War die DDR totalitär? Die Frage nach der Bewertung der politischen und gesellschaftlichen Verhältnisse, insbesondere nach dem politischen System der DDR, war nach 1989 naturgemäß zu einem zentralen Anliegen der Geschichtsbetrachtung geworden. Der Zusammenhang mit der Totalitarismus-Problematik wurde in Ostdeutschland allerdings erst mit der Enquete-Kommission des Deutschen Bundestages "Aufarbeitung von Geschichte und Folgen der SED-Diktatur in Deutschland" ins öffentliche Bewußtsein gerückt. Die jahrzehntelange Abschottung gegenüber den Arbeitsergebnissen der westlichen Sozialwissenschaften im allgemeinen und zur hier interessierenden Problematik im besonderen hatte diesbezüglich weitgehende Unkenntnis verursacht. Unabhängig davon, wie man die Untersuchungen und Aussagen dieser Kommission bewertet - die Probleme, die damit aufgeworfen sind, sollte man nicht verdrängen. Die offizielle Version der Enquete-Kommission, wie sie auch der Schlußbericht enthält, kennzeichnet die DDR undifferenziert über 40 Jahre hinweg als "totalitäre Diktatur" und "totalitäres Regime". 14

Zwar hat sich der Kommissionsvorsitzende, der CDU-Bundestagsabgeordnete Rainer Eppelmann, verbal gegen eine Gleichsetzung mit der Nazi-Diktatur gewandt, dennoch spricht er und auch der Kommissionsbericht von einer sechs Jahrzehnte währenden "totalitären Kontinuität" auf deutschem Boden, womit das Geschehen seit 1933 nahtlos einbezogen wird. Beide Grundannahmen sind inakzeptabel. Die zuletzt erwähnte These ist unhaltbar, denn Kontinuität bedeutet zeitlich nicht unterbrochene Entwicklungen und historisch lückenlose Zusammenhänge, was weder auf die tiefen Umbrüche nach dem Kriegsende, noch auf die Phase von 1945 bis Anfang der 50er Jahre und schon gar nicht auf die gesellschaftlichen Gegensätze zwischen dem NS-Regime und der DDR zutrifft.

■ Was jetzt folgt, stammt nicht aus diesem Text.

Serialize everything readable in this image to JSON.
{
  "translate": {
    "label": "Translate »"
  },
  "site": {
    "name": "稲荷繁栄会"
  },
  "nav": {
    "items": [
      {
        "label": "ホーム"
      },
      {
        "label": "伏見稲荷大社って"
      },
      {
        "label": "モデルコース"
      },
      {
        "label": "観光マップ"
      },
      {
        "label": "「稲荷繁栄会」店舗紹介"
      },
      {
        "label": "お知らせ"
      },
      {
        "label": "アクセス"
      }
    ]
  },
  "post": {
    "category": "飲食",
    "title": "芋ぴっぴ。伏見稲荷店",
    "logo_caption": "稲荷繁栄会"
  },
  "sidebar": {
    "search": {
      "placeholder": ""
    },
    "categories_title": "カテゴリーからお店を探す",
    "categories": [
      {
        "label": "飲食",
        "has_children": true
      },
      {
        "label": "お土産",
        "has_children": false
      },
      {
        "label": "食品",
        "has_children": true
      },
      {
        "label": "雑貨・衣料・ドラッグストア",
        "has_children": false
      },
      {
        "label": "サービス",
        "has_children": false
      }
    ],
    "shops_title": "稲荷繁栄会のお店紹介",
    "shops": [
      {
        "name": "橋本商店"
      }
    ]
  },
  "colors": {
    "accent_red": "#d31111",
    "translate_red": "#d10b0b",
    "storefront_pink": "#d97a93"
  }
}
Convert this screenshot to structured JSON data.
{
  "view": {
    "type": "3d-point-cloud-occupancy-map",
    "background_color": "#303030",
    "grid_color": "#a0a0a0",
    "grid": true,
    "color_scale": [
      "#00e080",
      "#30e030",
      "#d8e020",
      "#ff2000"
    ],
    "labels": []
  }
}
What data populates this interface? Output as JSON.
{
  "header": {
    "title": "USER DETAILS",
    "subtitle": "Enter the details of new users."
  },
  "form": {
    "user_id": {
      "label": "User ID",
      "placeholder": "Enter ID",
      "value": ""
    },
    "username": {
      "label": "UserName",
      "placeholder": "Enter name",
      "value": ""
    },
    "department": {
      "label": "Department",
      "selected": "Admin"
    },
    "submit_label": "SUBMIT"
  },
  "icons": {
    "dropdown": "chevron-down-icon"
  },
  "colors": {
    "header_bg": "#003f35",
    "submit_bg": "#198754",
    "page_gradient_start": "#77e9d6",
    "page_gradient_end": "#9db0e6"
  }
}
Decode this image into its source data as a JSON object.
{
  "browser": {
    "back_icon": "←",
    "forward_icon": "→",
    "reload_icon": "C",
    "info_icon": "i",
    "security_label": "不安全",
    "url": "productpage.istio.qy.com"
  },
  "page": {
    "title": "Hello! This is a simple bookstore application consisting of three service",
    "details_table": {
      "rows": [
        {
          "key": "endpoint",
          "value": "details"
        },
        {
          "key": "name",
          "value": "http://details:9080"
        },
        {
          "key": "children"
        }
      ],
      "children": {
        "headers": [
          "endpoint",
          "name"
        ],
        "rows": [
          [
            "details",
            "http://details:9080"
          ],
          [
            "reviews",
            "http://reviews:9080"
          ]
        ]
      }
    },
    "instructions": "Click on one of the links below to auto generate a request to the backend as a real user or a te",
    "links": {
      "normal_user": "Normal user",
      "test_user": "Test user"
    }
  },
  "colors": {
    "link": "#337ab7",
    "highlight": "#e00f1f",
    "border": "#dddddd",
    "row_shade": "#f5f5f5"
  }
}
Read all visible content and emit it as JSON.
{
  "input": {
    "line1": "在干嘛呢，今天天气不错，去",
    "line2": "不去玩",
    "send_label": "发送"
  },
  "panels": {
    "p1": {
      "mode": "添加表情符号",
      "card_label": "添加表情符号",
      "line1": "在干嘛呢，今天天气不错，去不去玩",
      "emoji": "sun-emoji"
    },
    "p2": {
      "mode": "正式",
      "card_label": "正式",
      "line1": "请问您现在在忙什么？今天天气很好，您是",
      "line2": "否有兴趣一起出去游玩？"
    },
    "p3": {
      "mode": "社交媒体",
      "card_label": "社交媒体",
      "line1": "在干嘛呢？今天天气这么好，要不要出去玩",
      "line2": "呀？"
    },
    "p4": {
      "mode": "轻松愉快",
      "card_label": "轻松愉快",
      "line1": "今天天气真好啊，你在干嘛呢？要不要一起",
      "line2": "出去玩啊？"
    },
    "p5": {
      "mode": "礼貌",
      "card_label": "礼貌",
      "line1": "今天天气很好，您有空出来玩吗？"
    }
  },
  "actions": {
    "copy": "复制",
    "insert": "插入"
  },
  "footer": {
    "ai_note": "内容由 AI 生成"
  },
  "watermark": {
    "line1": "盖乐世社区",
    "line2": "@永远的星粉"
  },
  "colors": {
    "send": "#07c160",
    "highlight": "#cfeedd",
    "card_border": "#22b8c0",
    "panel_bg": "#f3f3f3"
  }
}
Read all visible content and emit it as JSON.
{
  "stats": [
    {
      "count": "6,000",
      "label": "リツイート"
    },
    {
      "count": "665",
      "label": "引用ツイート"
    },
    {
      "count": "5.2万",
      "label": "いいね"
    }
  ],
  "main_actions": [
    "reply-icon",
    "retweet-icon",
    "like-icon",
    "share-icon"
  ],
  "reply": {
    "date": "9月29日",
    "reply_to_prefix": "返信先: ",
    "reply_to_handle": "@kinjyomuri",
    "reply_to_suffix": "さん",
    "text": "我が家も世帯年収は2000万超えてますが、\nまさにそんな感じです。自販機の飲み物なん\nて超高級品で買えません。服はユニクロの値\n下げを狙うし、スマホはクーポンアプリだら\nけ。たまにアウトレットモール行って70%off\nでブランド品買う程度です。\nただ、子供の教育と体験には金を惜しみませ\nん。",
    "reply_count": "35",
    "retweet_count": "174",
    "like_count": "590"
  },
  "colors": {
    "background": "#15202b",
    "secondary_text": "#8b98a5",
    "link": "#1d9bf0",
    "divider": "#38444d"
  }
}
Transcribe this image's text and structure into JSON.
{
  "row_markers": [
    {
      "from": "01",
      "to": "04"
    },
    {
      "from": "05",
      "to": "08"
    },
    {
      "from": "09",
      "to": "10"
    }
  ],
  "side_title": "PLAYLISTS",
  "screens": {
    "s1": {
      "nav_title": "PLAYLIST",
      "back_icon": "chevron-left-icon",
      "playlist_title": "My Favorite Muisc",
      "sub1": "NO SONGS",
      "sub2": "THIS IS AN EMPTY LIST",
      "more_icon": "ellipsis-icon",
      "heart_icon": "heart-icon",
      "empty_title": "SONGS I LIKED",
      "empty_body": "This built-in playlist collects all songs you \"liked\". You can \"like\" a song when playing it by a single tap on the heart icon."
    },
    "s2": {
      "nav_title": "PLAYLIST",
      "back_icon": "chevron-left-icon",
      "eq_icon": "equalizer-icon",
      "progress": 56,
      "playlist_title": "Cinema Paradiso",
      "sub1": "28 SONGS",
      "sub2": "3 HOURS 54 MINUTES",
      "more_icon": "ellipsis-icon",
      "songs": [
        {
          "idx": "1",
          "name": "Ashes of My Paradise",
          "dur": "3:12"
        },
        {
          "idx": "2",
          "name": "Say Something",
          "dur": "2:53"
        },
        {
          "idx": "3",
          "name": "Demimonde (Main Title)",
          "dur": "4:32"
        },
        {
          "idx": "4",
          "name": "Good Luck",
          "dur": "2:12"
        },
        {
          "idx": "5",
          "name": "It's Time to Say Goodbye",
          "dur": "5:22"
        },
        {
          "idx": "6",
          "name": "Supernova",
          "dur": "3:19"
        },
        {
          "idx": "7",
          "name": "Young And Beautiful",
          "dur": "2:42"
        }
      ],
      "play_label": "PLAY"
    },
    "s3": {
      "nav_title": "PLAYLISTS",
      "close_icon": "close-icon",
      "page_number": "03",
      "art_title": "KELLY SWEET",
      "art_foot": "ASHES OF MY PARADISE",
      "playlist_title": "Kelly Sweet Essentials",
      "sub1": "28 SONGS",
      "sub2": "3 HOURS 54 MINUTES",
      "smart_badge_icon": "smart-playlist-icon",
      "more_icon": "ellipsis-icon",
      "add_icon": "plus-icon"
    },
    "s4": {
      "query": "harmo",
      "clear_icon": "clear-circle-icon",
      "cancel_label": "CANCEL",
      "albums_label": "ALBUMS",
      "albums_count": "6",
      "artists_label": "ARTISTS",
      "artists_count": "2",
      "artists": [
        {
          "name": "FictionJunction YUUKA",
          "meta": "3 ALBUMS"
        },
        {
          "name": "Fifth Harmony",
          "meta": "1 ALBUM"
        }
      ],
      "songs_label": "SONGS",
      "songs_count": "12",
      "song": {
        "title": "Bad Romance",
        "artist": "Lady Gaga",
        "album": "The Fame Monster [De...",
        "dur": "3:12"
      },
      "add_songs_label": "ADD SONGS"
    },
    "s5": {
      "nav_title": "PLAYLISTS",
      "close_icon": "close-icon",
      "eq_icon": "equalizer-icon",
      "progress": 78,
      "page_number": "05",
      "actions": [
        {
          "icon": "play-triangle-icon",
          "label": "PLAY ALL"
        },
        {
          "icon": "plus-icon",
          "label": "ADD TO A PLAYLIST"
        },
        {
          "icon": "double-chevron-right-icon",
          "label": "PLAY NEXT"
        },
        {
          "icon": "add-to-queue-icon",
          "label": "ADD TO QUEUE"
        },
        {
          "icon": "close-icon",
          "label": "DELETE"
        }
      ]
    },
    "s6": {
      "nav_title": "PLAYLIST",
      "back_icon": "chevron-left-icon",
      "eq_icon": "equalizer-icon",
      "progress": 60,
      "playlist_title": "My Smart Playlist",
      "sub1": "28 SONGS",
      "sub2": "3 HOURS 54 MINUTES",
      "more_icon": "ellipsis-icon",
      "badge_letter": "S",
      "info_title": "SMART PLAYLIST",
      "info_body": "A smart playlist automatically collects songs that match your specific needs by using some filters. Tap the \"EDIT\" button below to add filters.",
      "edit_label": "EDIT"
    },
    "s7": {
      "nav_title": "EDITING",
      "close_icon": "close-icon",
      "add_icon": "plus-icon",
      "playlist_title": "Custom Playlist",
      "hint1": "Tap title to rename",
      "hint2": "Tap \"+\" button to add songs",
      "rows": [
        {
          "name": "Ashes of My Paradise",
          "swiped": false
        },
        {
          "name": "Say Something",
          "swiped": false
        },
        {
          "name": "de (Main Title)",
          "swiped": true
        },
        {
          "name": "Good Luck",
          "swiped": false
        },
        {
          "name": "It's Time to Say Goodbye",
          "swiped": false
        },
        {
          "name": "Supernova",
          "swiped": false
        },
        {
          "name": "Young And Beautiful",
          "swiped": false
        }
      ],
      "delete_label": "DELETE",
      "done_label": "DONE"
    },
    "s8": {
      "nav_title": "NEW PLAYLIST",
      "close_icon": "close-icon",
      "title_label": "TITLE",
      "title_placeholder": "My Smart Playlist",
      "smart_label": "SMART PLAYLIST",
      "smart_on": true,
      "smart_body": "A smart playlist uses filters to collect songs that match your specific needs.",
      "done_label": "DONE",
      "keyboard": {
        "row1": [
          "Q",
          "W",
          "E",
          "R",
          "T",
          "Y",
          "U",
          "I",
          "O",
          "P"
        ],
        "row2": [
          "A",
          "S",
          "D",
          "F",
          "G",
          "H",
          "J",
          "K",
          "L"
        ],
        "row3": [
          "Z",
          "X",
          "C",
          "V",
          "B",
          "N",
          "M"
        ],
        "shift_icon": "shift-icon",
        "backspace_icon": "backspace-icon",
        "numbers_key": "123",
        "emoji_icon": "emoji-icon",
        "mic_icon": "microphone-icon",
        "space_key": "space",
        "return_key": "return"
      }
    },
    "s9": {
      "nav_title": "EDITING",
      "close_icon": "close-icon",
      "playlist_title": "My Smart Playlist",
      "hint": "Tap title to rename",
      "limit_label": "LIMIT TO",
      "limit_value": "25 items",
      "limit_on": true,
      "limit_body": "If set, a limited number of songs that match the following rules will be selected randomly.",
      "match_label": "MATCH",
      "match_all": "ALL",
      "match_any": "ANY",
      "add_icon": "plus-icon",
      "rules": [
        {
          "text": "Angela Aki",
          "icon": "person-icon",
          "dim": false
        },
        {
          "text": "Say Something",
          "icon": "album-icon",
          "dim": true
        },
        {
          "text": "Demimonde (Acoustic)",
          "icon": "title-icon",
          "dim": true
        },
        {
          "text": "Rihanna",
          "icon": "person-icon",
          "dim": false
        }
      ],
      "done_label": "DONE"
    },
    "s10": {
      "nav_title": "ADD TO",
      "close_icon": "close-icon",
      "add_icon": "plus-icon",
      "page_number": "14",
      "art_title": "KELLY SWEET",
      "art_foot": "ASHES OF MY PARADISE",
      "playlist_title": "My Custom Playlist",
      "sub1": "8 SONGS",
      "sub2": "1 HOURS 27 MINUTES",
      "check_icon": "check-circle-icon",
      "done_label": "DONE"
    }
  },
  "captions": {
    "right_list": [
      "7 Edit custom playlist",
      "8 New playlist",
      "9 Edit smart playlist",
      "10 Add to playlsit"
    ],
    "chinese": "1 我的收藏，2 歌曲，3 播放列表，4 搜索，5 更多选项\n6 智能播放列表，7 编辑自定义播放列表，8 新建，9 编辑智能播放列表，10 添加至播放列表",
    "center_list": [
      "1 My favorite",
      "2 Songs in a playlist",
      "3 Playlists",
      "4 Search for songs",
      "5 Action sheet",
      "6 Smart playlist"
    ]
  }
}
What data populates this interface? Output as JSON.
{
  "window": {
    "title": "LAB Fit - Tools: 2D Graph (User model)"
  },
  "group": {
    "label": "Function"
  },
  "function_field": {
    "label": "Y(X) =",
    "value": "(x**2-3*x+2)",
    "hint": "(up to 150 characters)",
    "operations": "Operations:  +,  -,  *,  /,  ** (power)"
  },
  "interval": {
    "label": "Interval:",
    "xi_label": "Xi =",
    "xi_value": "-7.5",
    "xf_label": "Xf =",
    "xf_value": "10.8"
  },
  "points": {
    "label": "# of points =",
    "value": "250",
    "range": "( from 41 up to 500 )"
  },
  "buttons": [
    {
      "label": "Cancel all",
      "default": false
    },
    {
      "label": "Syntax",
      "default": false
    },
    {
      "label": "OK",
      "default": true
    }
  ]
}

Die erstgenannte Auffassung - 40 Jahre "totalitäre Diktatur" - versperrt den Blick auf eine differenzierte Bewertung des konkreten Geschichtsverlaufs, zugleich ignoriert sie den Tatbestand, daß auch Diktaturen (durch innere und äußere Einflüsse bedingt) einem geschichtlichen Wandel unterworfen sind, einem Wandel, der in unterschiedliche Richtungen gehen kann. Dieser Wandel vollzieht sich nicht schlechthin in bloßer Abfolge unterschiedlicher Phasen, sondern in der Verflechtung und gegenseitigen Durchdringung unterschiedlicher, zum Teil divergierender Tendenzen und Komponenten. So gesehen, ist auch die verbreitete Unterscheidung zwischen einer "totalitären Frühphase" und einer eher "autoritären Spätphase" der DDR wenig hilfreich.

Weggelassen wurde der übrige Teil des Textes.